髋内翻畸形的定义标准是颈干角<110°,Fiorani G于1891年以“髋部弯曲”报导了第一例髋内翻病例并由Hofmeister在1934正式命名为髋内翻(Coxa Vara)[1]。髋内翻畸形的两大因素是先天因素和后天因素。先天因素的确切病因和具体发病机制尚不详,目前多认为与局部骨的发育异常、代谢、外伤、遗传有关[2-4]。后天因素最主要的病因是股骨粗隆间骨折[5],常发生于老年人。

伴有髋关节内翻的股骨颈陈旧性骨折通常是由于股骨颈骨折后的畸形愈合导致的患侧髋关节内翻畸形,是成人髋内翻的主要病因。而本文所述患者虽然出现了成人髋内翻伴陈旧性股骨颈骨折,但其病因是在重度先天性髋内翻畸形的基础上,外伤导致的股骨颈骨折。由于初次股骨颈骨折时患者年龄较小(约18岁),首诊医院给予空心螺钉内固定手术处置,但术后发生了骨折不愈合。若排除过早负重、再次受外伤、营养不良等因素,该患者骨折不愈合的发生与骨折线长期受到剪切力有很大关系。作为连接骨折两端的内固定,空心螺钉外侧端受到的力是向上传导、内侧端受到的力是向下传导的,而股骨颈骨折线是沿竖直方向走行的,这就使得在站立条件下骨折线将持续收到来自空心螺钉的剪切力,使骨折两断端长期处于分离趋势,极有可能造成骨折不愈合。

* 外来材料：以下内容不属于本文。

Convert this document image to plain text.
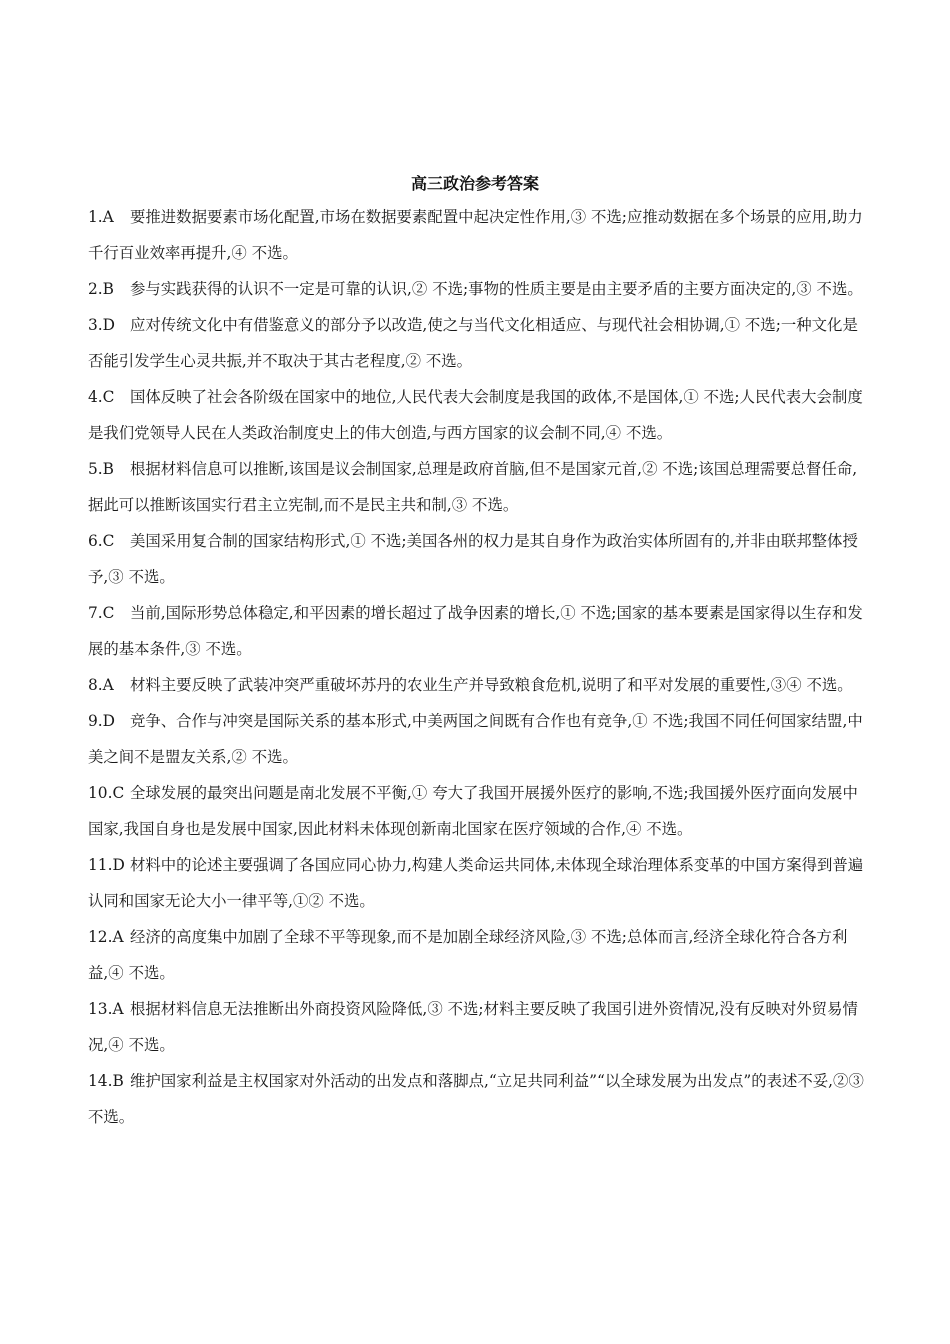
高三政治参考答案

1.A 要推进数据要素市场化配置,市场在数据要素配置中起决定性作用,③ 不选;应推动数据在多个场景的应用,助力千行百业效率再提升,④ 不选。

2.B 参与实践获得的认识不一定是可靠的认识,② 不选;事物的性质主要是由主要矛盾的主要方面决定的,③ 不选。

3.D 应对传统文化中有借鉴意义的部分予以改造,使之与当代文化相适应、与现代社会相协调,① 不选;一种文化是否能引发学生心灵共振,并不取决于其古老程度,② 不选。

4.C 国体反映了社会各阶级在国家中的地位,人民代表大会制度是我国的政体,不是国体,① 不选;人民代表大会制度是我们党领导人民在人类政治制度史上的伟大创造,与西方国家的议会制不同,④ 不选。

5.B 根据材料信息可以推断,该国是议会制国家,总理是政府首脑,但不是国家元首,② 不选;该国总理需要总督任命,据此可以推断该国实行君主立宪制,而不是民主共和制,③ 不选。

6.C 美国采用复合制的国家结构形式,① 不选;美国各州的权力是其自身作为政治实体所固有的,并非由联邦整体授予,③ 不选。

7.C 当前,国际形势总体稳定,和平因素的增长超过了战争因素的增长,① 不选;国家的基本要素是国家得以生存和发展的基本条件,③ 不选。

8.A 材料主要反映了武装冲突严重破坏苏丹的农业生产并导致粮食危机,说明了和平对发展的重要性,③④ 不选。

9.D 竞争、合作与冲突是国际关系的基本形式,中美两国之间既有合作也有竞争,① 不选;我国不同任何国家结盟,中美之间不是盟友关系,② 不选。

10.C 全球发展的最突出问题是南北发展不平衡,① 夸大了我国开展援外医疗的影响,不选;我国援外医疗面向发展中国家,我国自身也是发展中国家,因此材料未体现创新南北国家在医疗领域的合作,④ 不选。

11.D 材料中的论述主要强调了各国应同心协力,构建人类命运共同体,未体现全球治理体系变革的中国方案得到普遍认同和国家无论大小一律平等,①② 不选。

12.A 经济的高度集中加剧了全球不平等现象,而不是加剧全球经济风险,③ 不选;总体而言,经济全球化符合各方利益,④ 不选。

13.A 根据材料信息无法推断出外商投资风险降低,③ 不选;材料主要反映了我国引进外资情况,没有反映对外贸易情况,④ 不选。

14.B 维护国家利益是主权国家对外活动的出发点和落脚点,“立足共同利益”“以全球发展为出发点”的表述不妥,②③ 不选。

该患者人工全髋关节置换术所选用的假体为Wagner柄。Wagner柄常用于髋关节翻修,而本文所述患者需要在安装假体前行空心螺钉内固定取出术,取出后股骨近端可能出现伴有骨缺损的复杂畸形,而Wagner柄可以避开这些缺损与畸形,在装配入骨髓腔后取得稳定的固定效果,是该患人工全髋关节置换的良好选择。但Wagner柄的下沉报道较多,根据Grünig等[6]的研究报告示,38例受访者有16例在术后3个月内出现了<1 cm的下沉,但这种早期下沉未影响临床治疗效果。考虑到该患者较年轻,应长期随访,观察假体柄的下沉情况,必要时考虑翻修。此外,该患者术后出现了坐骨神经牵拉症状,是由于患者术前内翻畸形严重(颈干角约45°),在手术纠正髋内翻的方案中延长了下肢肢体,延长长度约为3.5 cm。有文献报道下肢肢体一次性延长不易超过2.5 cm,若超出此长度,坐骨神经及股动脉过分牵拉的症状将极明显[7]。对于发生的牵拉症状要做好正确的对症治疗与康复指导,避免患者出现恐惧性下肢活动障碍。